Ms. Hatley gives very sound advice -- have a local lawyer competent in real estate law review the current deed and prepare the appropriate documents. Getting them wrong will cause you a world of problems, and getting it done by a lawyer will cost you less than treating a cold.
As Ms. Hartley said, your stepmother can deed her interest in the property to you. If your stepmother is living in the property now and you do not move into the property, you will lose the homestead exemption for tax purposes. Your stepmother's deed to you will be subject to the rights of any tenants that are currently occupying the property. This is something you should discuss with an experienced real estate lawyer in your area. Your lawyer can advise you on the best way to proceed and any potential pitfalls.
Disclaimer: This answer is provided for informational purposes only, does not constitute legal advice, and does not create an attorney-client relationship.

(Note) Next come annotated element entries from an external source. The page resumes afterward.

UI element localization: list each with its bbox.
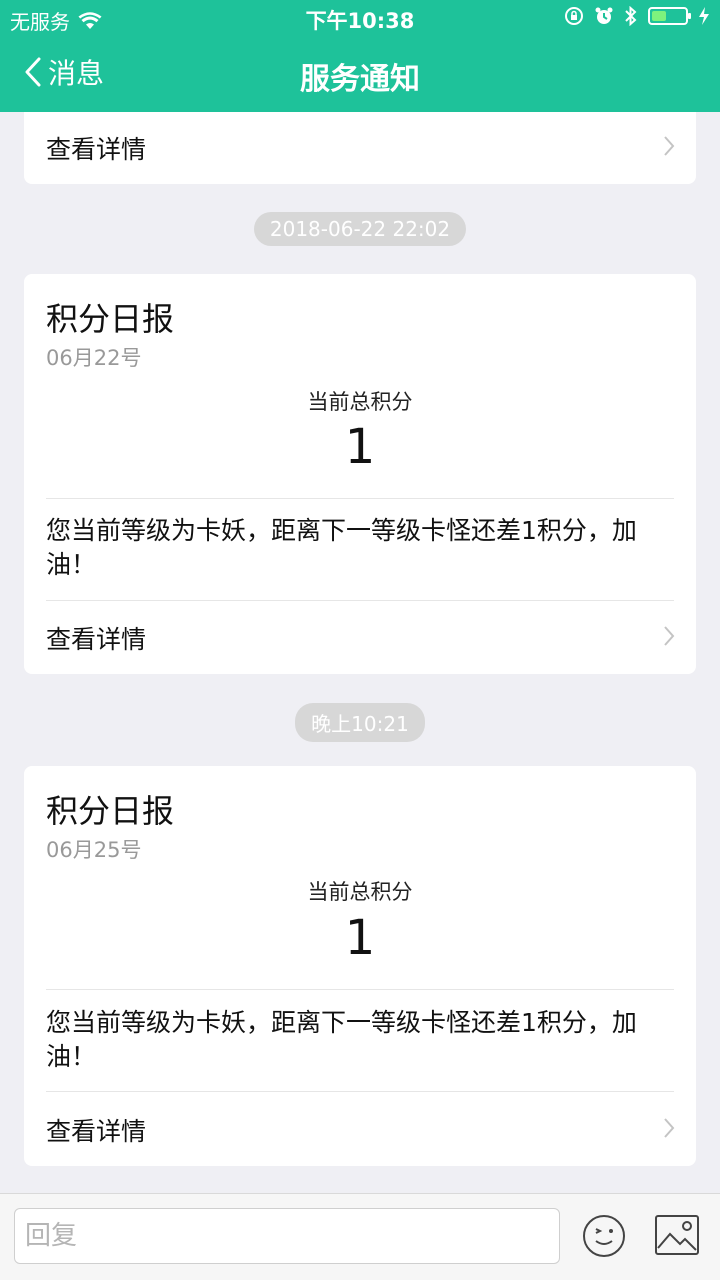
divider [46,498,674,499]
card-date: 06月22号 [46,346,142,370]
emoji-icon[interactable] [582,1214,626,1258]
points-value: 1 [344,910,376,966]
points-label: 当前总积分 [307,880,413,904]
divider [46,989,674,990]
view-details-label: 查看详情 [46,135,147,164]
view-details-row[interactable]: 查看详情 [24,112,696,182]
reply-input[interactable] [14,1208,560,1264]
message-list[interactable]: 查看详情 2018-06-22 22:02 积分日报 06月22号 当前总积分 … [0,112,720,1194]
points-label: 当前总积分 [307,390,413,414]
message-card-partial: 查看详情 [24,112,696,184]
divider [46,600,674,601]
status-bar: 无服务 下午10:38 [0,0,720,36]
alarm-icon [595,7,613,24]
message-card: 积分日报 06月22号 当前总积分 1 您当前等级为卡妖，距离下一等级卡怪还差1… [24,274,696,674]
chevron-right-icon [664,1118,675,1138]
view-details-row[interactable]: 查看详情 [24,1094,696,1164]
view-details-label: 查看详情 [46,625,147,654]
points-value: 1 [344,419,376,475]
card-title: 积分日报 [46,792,175,830]
card-message-text: 您当前等级为卡妖，距离下一等级卡怪还差1积分，加油！ [46,516,637,579]
view-details-label: 查看详情 [46,1117,147,1146]
view-details-row[interactable]: 查看详情 [24,602,696,672]
timestamp-label: 晚上10:21 [295,703,425,742]
charging-icon [699,7,709,25]
divider [46,1091,674,1092]
card-message-text: 您当前等级为卡妖，距离下一等级卡怪还差1积分，加油！ [46,1008,637,1071]
chevron-right-icon [664,136,675,156]
timestamp-pill: 2018-06-22 22:02 [0,212,720,246]
timestamp-label: 2018-06-22 22:02 [253,212,467,246]
bluetooth-icon [625,6,637,26]
nav-bar: 消息 服务通知 [0,36,720,112]
timestamp-pill: 晚上10:21 [0,703,720,742]
status-right [564,6,710,26]
rotation-lock-icon [565,7,583,25]
card-date: 06月25号 [46,838,142,862]
reply-bar [0,1193,720,1280]
image-icon[interactable] [654,1214,700,1256]
message-card: 积分日报 06月25号 当前总积分 1 您当前等级为卡妖，距离下一等级卡怪还差1… [24,766,696,1166]
top-bar: 无服务 下午10:38 消息 服务通知 [0,0,720,112]
chevron-right-icon [664,626,675,646]
card-title: 积分日报 [46,300,175,338]
battery-icon [648,7,691,25]
page-title: 服务通知 [300,62,420,97]
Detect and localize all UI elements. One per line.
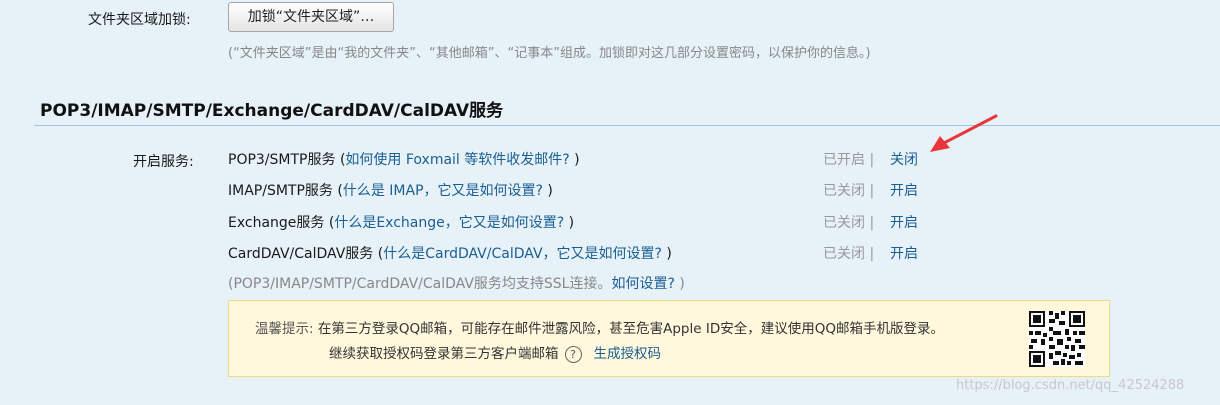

Actual legal advice can only be provided after completing a comprehensive consultation in which all of the relevant facts are discussed and reviewed.
For the protection of both of you, she should be independently represented by counsel in the course of her giving up her life estate, it should be established that she is of sound mind and that she is voluntarily giving up a valuable asset. Also, if she is living in the premises, she should understand that once she gives up her life estate she could then be removed from the premises forthwith.